10 thoughts on “Factsheet: Top ten truths government officials hoped you’d never know

  1. Pfc. Bradly Manning is supporting the Honor of our country, and he is being punished for it. For Truth and Honor – sounds like the making of a metal or two.

    I imagine your parents are proud of your strength of character.

  2. For those in the habit of interpreting Political News none of this comes as axgreat surprise. If 2 Reuter’s Reporters had not been killed then the incident would never have got a mention in the tightly vetted Media Outlets. This is compliance with Gov’t pressure behind the scenes.

  3. Clear, concise, well presented information. God bless Bradley Manning and shame on the 2,499,999 who knew what was going on and chose not to act.

  4. Many people here in Australia admire and support Bradley for his courage and refusal to compromise his integrity.
    Re Bradley’s association with Julian Assange: Notwithstanding that Julian hasn’t been charged with a criminal offence (let alone found guilty in a court of law), Mike Huckabee and Sarah Palin, (and others), have called for his assassination. Incitement to assassinate, or to commit any other crime, is a criminal offence. Which raises the question: Why are the authorities taking so long to charge Huckabee and Palin? And when are they going to charge the cold-blooded helicopter gunship killers with murder?

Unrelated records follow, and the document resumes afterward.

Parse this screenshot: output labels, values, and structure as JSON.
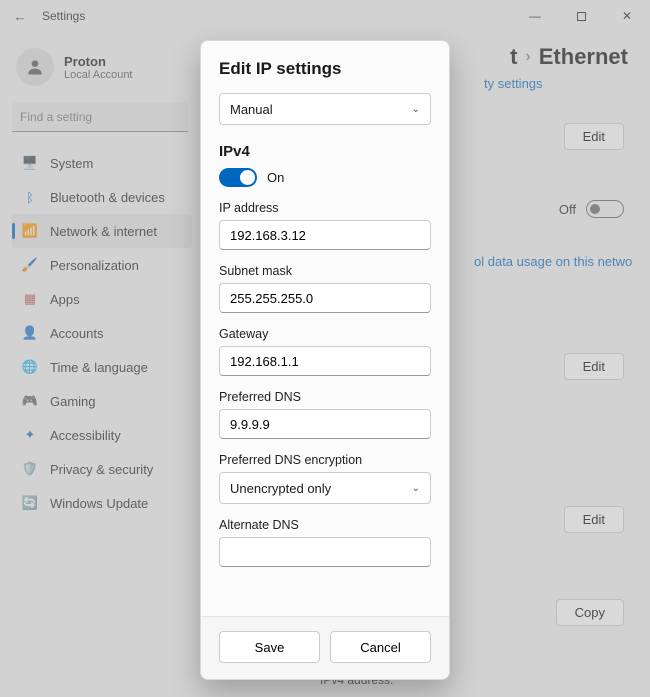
{
  "window": {
    "title": "Settings"
  },
  "account": {
    "name": "Proton",
    "sub": "Local Account"
  },
  "search": {
    "placeholder": "Find a setting"
  },
  "nav": {
    "items": [
      {
        "label": "System",
        "icon": "🖥️",
        "color": "#0067c0"
      },
      {
        "label": "Bluetooth & devices",
        "icon": "ᛒ",
        "color": "#0067c0"
      },
      {
        "label": "Network & internet",
        "icon": "📶",
        "color": "#0067c0",
        "selected": true
      },
      {
        "label": "Personalization",
        "icon": "🖌️",
        "color": "#5b5b5b"
      },
      {
        "label": "Apps",
        "icon": "▦",
        "color": "#c0504d"
      },
      {
        "label": "Accounts",
        "icon": "👤",
        "color": "#5b5b5b"
      },
      {
        "label": "Time & language",
        "icon": "🌐",
        "color": "#2a8a43"
      },
      {
        "label": "Gaming",
        "icon": "🎮",
        "color": "#5b5b5b"
      },
      {
        "label": "Accessibility",
        "icon": "✦",
        "color": "#1a6fa3"
      },
      {
        "label": "Privacy & security",
        "icon": "🛡️",
        "color": "#6b6b6b"
      },
      {
        "label": "Windows Update",
        "icon": "🔄",
        "color": "#0067c0"
      }
    ]
  },
  "breadcrumb": {
    "tail1": "t",
    "sep": "›",
    "tail2": "Ethernet"
  },
  "bg": {
    "link1": "ty settings",
    "edit": "Edit",
    "off": "Off",
    "datausage": "ol data usage on this netwo",
    "copy": "Copy",
    "ipv4label": "IPv4 address:"
  },
  "dialog": {
    "title": "Edit IP settings",
    "mode": "Manual",
    "section": "IPv4",
    "toggle_label": "On",
    "fields": {
      "ip_label": "IP address",
      "ip": "192.168.3.12",
      "mask_label": "Subnet mask",
      "mask": "255.255.255.0",
      "gw_label": "Gateway",
      "gw": "192.168.1.1",
      "pdns_label": "Preferred DNS",
      "pdns": "9.9.9.9",
      "penc_label": "Preferred DNS encryption",
      "penc": "Unencrypted only",
      "adns_label": "Alternate DNS"
    },
    "save": "Save",
    "cancel": "Cancel"
  }
}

  5. We never dreamed this country could stoop so low!!! Such was our brainwashing, and that of our teachers, when we were in school. No wonder that the average citizen is called a “sheeple”.

  6. I grew up in a South Africa condemned by America for it’s human rights abuses but as with most accusors the “Plank is in their eyes”. Open you r eyes and take off your Blinkers Americans, late though it may be.

  7. The evidence of witnesses Bradley Manning and Daniel Ellsberg can save The United States of America from those driven solely by self-interest and who will, if not stopped, destroy all of what the USA claims to stand for. We don’t need to wait for History to teach us another lesson. But history will prove eventually that Manning and Ellsberg are, without doubt,the most important men of our time. It is vital they win this battle. Oxford Dictionary definition of Vital-Vital=absolutely necessary, essential for life.

  8. If average Americans had half an idea of what our government and many corporations were up to, they would not stand for it! So funny that no major news organizations will even look at the documents that were released! How convenient for the perpeTRAITORS of the HOAX!!!